Mourani's search for a political home after being expelled from the Bloc last year has led her to the federal New Democrats, but the party's rules prevent her from crossing the floor of the House of Commons to join them.
Nonetheless, NDP Leader Tom Mulcair called Mourani's decision an honour.
"Her courage her convictions have impressed a lot of people in the last year,"he told a news conference, which featured Mourani signing her name to a giant orange NDP membership.
"Her progressive values are those of the NDP.''
For her part, Mourani said she hasn't fully made up her mind whether she'll run in the 2015 campaign. First, she said, she wants to take the time to talk to her riding executives and constituents.
"Personally, yes, I want to stay in politics otherwise I wouldn't be here," she said in French. "And I want to run for the NDP."
Mourani was thrown into the role of an Independent member of Parliament after the federal separatist party kicked her out for criticizing the then-provincial Parti Quebecois government's proposed charter of values.

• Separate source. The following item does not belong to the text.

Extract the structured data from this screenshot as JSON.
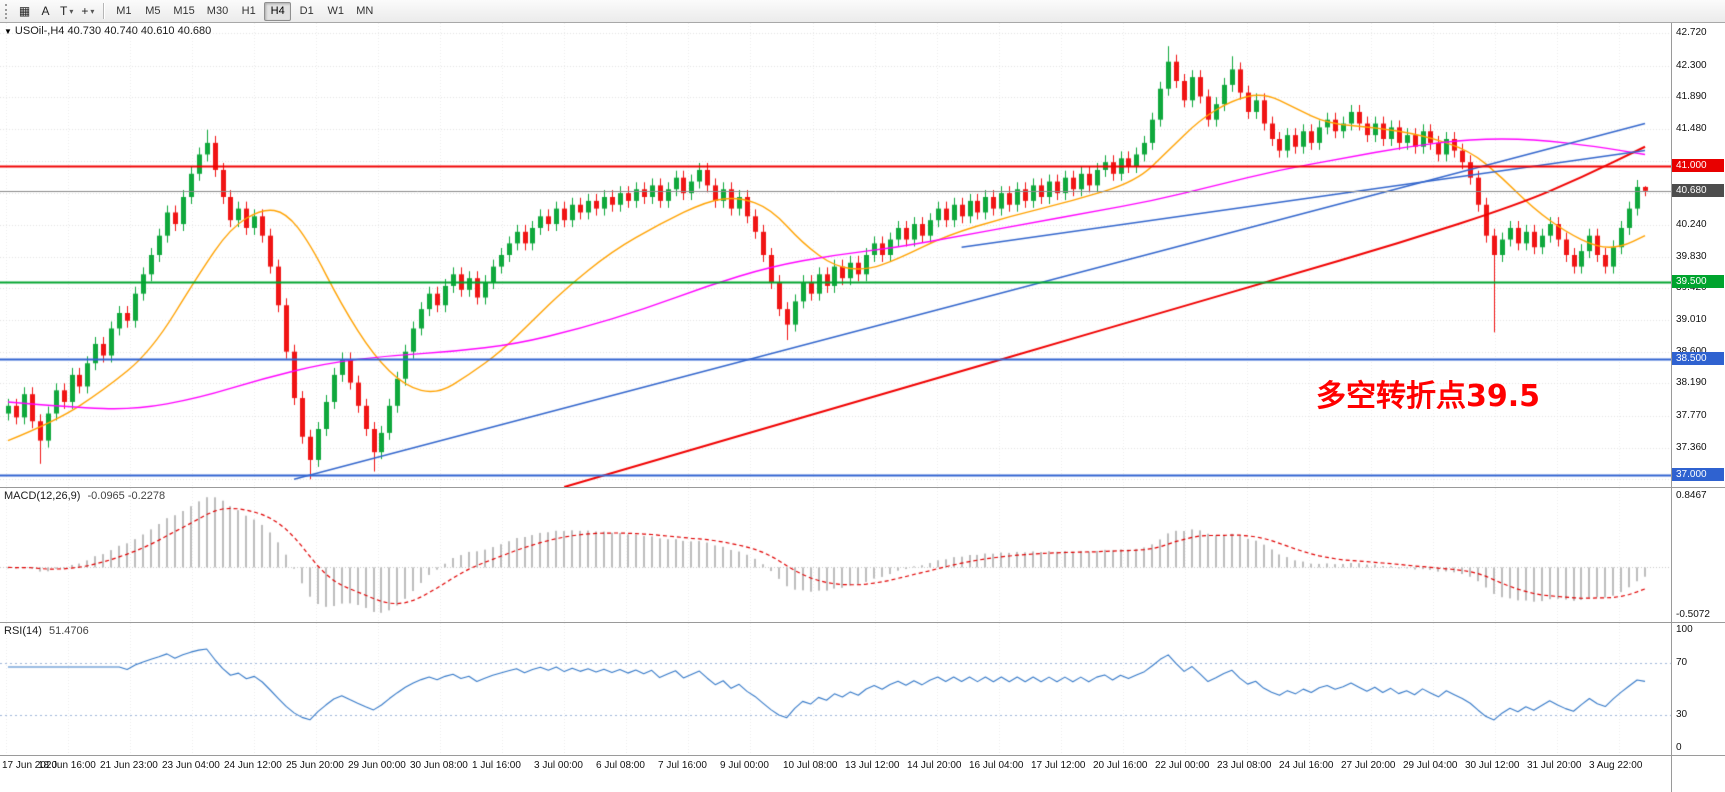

Though she'd once run for the leadership of the BQ, a few months after being expelled she renounced her separatist beliefs.
After lengthy reflection, she said she now believes her political values align most closely with the New Democrats — a conclusion she said her constituents will understand, if not agree with.
"They understand that I'm social democrat, that I'm progressive, so logically my ideas, my values, my path is towards the NDP," she said. "So I think I'll be much better accepted then if, for example, I went to the Conservative party."
Though she didn't go knocking at those caucus doors, Mourani did say Wednesday she discussed joining the Greens and the Liberals.
She ultimately walked away from the Liberals in part because Trudeau wouldn't meet with her, she said.
"I felt like there is no leader in this party," she said. "For me, a party needs policies, we need values and we need a leader."
Asked about Mourani's comments later Wednesday, Trudeau said the conversations were preliminary.
"Madame Mourani approached us a number of times with an interest in perhaps becoming part of the Liberal team. We indicated that there is a process. We have open nominations," he said.
"And it never got far enough along for me to actually sit down and meet with her."
Mourani was first elected in 2006 to represent the Montreal riding of Ahunstic, though she ran unsuccessfully for the BQ in 2004.
She is the first woman of Lebanese origin to be elected to the House of Commons.